Enrico Geroni

Personal information
- Date of birth: 18 June 1989 (age 36)
- Place of birth: Florence, Italy
- Height: 1.86 m (6 ft 1 in)
- Position: Midfielder

Team information
- Current team: Sasso Marconi

Youth career
- 0000–2007: Prato
- 2006–2007: → AlbinoLeffe (loan)
- 2007–2008: AlbinoLeffe

Senior career*
- Years: Team / Apps / (Gls)
- 2008–2015: AlbinoLeffe / 41 / (1)
- 2011: → Barletta (loan) / 7 / (1)
- 2011–2012: → Prato (loan) / 22 / (1)
- 2013–2014: → Carrarese (loan) / 14 / (1)
- 2015: Aversa Normanna / 13 / (1)
- 2015–2018: Olbia / 48 / (3)
- 2018–2019: AC Rezzato / 23 / (2)
- 2019–2020: Crema / 21 / (0)
- 2020–2021: Costa Orientale Sarda / 25 / (4)
- 2021–2022: Ponsacco / 32 / (1)
- 2022–: Sasso Marconi / 7 / (1)

= Enrico Geroni =

Italian footballer (born 1989)

Enrico Geroni (born 18 June 1989) is an Italian footballer who plays for Sasso Marconi in Serie D.

==Biography==
Born in Florence, Tuscany, Geroni was a youth product of Prato. In 2006, he was signed by Lombard club AlbinoLeffe. Geroni made his senior debut for the club in a 2–2 draw with Grosseto on 4 October 2008.

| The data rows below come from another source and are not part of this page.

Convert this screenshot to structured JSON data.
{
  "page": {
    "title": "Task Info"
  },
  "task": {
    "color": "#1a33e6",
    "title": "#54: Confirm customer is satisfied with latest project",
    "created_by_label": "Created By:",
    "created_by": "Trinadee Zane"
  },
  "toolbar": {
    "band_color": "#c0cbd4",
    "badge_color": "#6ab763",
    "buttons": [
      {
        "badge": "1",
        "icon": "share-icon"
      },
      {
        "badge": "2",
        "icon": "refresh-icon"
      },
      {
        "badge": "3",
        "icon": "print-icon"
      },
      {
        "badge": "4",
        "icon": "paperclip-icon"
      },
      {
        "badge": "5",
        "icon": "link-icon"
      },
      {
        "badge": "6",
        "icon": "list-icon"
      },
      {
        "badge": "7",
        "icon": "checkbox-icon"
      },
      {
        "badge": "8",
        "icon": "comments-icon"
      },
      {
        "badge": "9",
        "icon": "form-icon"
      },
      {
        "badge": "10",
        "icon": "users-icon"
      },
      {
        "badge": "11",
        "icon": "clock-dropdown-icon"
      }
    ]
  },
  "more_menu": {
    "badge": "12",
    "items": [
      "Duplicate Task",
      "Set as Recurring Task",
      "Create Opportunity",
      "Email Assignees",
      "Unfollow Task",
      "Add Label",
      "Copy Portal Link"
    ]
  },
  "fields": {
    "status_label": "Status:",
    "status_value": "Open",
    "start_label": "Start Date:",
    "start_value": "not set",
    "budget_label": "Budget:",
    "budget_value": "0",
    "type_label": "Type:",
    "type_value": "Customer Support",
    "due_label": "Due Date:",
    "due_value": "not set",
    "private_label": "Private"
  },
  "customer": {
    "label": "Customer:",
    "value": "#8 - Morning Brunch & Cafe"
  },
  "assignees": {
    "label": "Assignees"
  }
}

On 29 July 2010, he signed a new five-year contract with club along with Alessandro Salvi and Manuel Daffara; all three youth products fulfill the criteria of having reached a certain number of professional appearances and eligible to sign a contract of maximum of five years instead of three years in protection period. Geroni and Paolo Maino were signed by Barletta on 11 January 2011.

In summer 2011 he was signed by Prato. On 8 July 2013 Geroni left AlbinoLeffe again for Carrarese. On 2 February 2016 he left the club again for Aversa Normanna in a definitive deal.

In December 2015 he was signed by Serie D club Olbia. The club was promoted to Lega Pro to fill the vacancies.